Il brise un silence qui devenait pesant, mais que j'ai évidemment participé à entretenir, entre les reproches que je me fais, et ceux qu'il serait en droit d'oraliser. La dernière heure sur le port a été un fiasco total d'un point de vue humain, largement à cause de mes hésitations, puis de mon initiative, si non la toute première, du moins la pire de ma vie, qui a coûté la vie à un homme...

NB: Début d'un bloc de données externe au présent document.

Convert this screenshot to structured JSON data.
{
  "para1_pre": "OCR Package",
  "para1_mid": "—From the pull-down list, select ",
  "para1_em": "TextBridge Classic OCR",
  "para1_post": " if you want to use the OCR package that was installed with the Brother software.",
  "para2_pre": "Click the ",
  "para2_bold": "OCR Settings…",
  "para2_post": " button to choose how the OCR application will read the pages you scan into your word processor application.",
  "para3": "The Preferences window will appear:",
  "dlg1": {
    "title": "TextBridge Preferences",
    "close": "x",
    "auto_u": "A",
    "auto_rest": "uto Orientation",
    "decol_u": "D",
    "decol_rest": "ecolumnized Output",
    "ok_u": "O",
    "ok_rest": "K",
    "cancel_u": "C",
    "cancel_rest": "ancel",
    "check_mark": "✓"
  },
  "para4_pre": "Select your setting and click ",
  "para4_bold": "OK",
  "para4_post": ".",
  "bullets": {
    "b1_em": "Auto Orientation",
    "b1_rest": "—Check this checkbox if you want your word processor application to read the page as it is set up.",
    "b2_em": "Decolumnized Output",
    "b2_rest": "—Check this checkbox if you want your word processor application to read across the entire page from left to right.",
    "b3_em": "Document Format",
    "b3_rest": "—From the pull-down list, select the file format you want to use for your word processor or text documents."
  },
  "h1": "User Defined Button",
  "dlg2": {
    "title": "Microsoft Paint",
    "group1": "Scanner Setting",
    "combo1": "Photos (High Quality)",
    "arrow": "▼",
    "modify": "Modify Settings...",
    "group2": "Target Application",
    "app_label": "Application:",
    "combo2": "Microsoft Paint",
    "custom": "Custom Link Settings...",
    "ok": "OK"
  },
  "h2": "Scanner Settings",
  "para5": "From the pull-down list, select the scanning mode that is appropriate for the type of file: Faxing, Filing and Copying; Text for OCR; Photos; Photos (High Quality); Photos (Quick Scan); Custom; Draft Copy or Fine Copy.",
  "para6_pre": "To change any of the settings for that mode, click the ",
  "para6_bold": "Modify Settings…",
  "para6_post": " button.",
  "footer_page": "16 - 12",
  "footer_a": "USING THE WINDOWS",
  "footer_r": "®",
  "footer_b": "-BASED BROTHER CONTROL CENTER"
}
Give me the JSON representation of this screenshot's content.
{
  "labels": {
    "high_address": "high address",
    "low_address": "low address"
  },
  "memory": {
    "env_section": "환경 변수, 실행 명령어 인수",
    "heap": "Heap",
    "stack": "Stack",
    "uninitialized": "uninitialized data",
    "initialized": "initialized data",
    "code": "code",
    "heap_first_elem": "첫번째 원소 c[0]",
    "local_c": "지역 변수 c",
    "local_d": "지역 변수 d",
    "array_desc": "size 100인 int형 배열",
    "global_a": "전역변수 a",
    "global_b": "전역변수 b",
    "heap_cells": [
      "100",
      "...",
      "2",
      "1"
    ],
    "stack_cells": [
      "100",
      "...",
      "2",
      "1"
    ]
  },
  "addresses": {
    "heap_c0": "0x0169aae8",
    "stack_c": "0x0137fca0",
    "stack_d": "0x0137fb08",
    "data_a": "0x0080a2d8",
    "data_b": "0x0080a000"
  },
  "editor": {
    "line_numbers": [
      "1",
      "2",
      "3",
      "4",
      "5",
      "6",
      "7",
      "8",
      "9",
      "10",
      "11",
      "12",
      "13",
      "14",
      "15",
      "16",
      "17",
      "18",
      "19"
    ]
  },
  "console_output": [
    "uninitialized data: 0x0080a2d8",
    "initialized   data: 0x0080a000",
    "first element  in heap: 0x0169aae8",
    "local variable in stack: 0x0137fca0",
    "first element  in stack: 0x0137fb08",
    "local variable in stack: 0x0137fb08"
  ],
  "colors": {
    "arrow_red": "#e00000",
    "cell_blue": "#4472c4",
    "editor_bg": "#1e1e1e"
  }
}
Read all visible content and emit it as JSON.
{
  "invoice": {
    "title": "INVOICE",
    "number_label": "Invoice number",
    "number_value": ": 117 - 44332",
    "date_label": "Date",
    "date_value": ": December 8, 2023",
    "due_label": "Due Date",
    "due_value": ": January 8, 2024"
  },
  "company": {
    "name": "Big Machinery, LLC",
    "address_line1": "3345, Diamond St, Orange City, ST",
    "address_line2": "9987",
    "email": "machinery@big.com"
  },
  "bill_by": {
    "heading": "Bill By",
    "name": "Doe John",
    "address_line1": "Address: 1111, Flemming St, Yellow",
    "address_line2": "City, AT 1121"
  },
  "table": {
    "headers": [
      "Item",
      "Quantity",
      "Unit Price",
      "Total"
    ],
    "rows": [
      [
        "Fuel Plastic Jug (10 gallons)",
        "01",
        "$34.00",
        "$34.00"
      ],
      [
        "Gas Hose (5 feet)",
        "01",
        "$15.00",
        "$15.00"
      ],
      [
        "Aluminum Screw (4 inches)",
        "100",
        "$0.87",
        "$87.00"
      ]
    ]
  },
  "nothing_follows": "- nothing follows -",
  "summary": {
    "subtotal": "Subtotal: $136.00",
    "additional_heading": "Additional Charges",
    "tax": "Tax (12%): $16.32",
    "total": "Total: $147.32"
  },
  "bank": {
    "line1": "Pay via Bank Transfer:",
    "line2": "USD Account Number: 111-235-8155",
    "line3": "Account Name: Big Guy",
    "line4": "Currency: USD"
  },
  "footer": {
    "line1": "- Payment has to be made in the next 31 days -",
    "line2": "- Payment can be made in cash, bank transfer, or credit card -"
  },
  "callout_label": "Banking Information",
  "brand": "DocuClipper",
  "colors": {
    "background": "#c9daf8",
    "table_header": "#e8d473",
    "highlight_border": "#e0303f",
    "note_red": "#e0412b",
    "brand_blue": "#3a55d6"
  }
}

— Ça le fera, dit-il sobrement, avant de s’engager dans une avenue à quarante-cinq degrés, rapport à la proximité de la clinique, forcément. Mais pour le reste, ça ne le fera pas. Pas avant longtemps.

— On ne peut pas donner le nom du profesor aux urgences'' dis-je, d'un ton mécanique. ''La flaque de sang dans le bureau de la capitainerie leur dira qu’un blessé a été évacué. Ils vont faire le tour des établissements de soins.’’

— Appelons-le Flores’’ réplique Alexis avec une grimace amusée ‘’Il est tellement obsédé par sa fleur miraculeuse, il sera foutu d’apprécier que l’infirmière l’appelle ainsi à son réveil’’.

S’il se réveille, pensé-je, après avoir capté le regard inquiet de Pablo dans le coin du rétroviseur.

Il lui a expliqué le plan, la fausse identité, qu’il est son neveu, à juste titre inquiet, ce qui justifiera qu’il reste à son chevet.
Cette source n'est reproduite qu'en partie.